En dehors du plomb, des furanes et du benzène, les riverains de la ZIP ne sont « pas globalement plus imprégnés » que ceux de la zone témoin. Les concentrations de ces biomarqueurs ne sont pas non plus supérieures aux niveaux nationaux mais la dernière étude nationale date de 2006-2007 alors que les prélèvements d’Index ont été réalisés entre septembre et novembre 2016. La prochaine étude de biosurveillance nationale (Esteban), attendue en 2019, devrait permettre une meilleure comparaison.

Pris polluant par polluant, les résultats d’Index ne montrent pas non plus de dépassements des seuils réglementaires. Mais, note le rapport, la diversité des polluants présents pose la question de « l’effet cocktail », à savoir les conséquences sanitaires d’un cumul de substances toxiques à petites doses. Un effet favorisé par certaines activités liées à l’usage d’un environnement lui-même « surimpacté » par la présence de la zone industrielle.

Ainsi la pratique du jardinage est-elle associée à une augmentation de l’imprégnation en PCB-DL (pour « dioxin-like », c’est-à-dire ayant le même comportement que les dioxines) et la consommation de légumes du jardin à celle du cadmium (classé cancérogène). La consommation fréquente de produits de la mer locaux (poissons ou fruits de mer) est associée à une augmentation de l’imprégnation en PCB, dioxines et furanes, mercure et chrome.

« Robustesse scientifique »

Sur ce dernier point, Index confirme les résultats d’une autre étude de l’IECP mettant en évidence la présence de ces substances cancérogènes dans des produits alimentaires certifiés AOC comme la viande de taureau, les œufs ou les moules. Présentée en février, elle avait suscité la colère des conchyliculteurs et la préfecture des Bouches-du-Rhône l’avait balayée d’un revers de la main, jugeant son « fondement méthodologique insuffisant ».

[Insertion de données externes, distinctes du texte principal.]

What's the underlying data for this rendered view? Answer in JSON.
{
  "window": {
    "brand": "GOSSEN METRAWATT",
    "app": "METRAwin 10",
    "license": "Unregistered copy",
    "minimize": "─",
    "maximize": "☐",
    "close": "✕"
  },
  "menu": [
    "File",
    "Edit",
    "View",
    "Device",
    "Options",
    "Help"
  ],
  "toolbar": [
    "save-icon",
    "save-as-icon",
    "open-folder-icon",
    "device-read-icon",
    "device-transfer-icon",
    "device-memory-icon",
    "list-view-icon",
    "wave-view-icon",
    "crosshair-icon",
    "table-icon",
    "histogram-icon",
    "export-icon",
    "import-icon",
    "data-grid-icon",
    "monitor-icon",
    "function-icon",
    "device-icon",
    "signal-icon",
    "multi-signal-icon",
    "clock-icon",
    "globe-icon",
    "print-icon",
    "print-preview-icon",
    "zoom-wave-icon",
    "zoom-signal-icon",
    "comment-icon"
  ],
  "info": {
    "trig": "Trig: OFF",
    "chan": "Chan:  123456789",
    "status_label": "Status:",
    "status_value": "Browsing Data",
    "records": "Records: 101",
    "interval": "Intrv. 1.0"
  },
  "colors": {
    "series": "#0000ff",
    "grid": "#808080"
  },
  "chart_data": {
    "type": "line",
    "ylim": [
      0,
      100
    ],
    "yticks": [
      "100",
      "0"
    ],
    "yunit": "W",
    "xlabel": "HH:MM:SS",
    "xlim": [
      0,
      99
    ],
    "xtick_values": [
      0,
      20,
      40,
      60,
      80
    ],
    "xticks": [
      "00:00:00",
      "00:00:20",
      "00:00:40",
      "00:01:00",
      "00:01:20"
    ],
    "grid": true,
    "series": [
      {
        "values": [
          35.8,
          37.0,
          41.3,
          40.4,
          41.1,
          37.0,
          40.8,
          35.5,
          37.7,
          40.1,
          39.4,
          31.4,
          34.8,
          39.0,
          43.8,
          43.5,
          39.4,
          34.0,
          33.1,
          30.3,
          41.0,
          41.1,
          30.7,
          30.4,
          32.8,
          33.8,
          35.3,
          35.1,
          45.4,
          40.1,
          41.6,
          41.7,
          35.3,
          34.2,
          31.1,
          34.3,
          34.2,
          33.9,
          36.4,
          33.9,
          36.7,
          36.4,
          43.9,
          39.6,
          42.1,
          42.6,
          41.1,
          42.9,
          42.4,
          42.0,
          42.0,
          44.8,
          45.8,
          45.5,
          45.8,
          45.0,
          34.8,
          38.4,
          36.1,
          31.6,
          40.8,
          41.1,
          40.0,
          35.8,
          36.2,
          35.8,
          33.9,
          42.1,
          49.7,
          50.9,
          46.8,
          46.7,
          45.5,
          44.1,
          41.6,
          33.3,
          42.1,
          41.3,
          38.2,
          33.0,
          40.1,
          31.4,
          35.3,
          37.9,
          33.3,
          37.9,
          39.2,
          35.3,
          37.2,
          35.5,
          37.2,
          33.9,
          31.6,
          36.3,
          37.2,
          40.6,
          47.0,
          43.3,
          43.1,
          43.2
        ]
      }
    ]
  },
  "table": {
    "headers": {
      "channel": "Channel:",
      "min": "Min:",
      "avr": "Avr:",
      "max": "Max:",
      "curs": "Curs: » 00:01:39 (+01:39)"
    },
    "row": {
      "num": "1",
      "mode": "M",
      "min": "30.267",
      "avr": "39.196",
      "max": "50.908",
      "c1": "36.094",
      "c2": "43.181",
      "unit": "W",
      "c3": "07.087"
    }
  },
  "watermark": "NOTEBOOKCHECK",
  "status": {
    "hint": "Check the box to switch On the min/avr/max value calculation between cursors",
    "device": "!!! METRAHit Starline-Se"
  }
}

« Cette fois, personne ne pourra remettre en cause la robustesse scientifique de l’étude, estime Véronique Granier, de l’IECP. Elle a été reconnue par Santé publique France. » L’organisme a participé au comité de pilotage mais s’est retiré quelques jours avant la publication des résultats, jugeant ne pas avoir assez de temps pour les valider.

Autre point inquiétant relevé par Index : la « surexposition » aux particules ultrafines (de diamètre inférieur à 0,1 micromètre), les plus dangereuses car elles pénètrent dans le sang et peuvent atteindre le cerveau. Le comptage en continu de ces particules a été effectué entre août et novembre 2017 : 227 pics (au-delà de 30 000 particules par cm3) ont été enregistrés à Fos contre seulement 63 en zone témoin. Problème, ces nanoparticules ne peuvent se doser dans l’organisme.

« Nous espérons désormais que les industriels se saisiront de ces résultats pour cibler leurs actions afin de réduire la pollution et notamment les émissions de particules ultrafines », commente Sylvaine Goix, l’investigatrice principale de l’étude.

Pour l’IECP, Index doit surtout désormais déboucher sur des études épidémiologiques. L’institut prévoit d’en lancer une prochainement sur le diabète de type 1. Et s’attend, comme le précise Sylvaine Goix, à ce que les autorités sanitaires « ouvrent enfin un registre des cancers que nous réclamons depuis de nombreuses années et que nous ne voyons toujours pas venir ».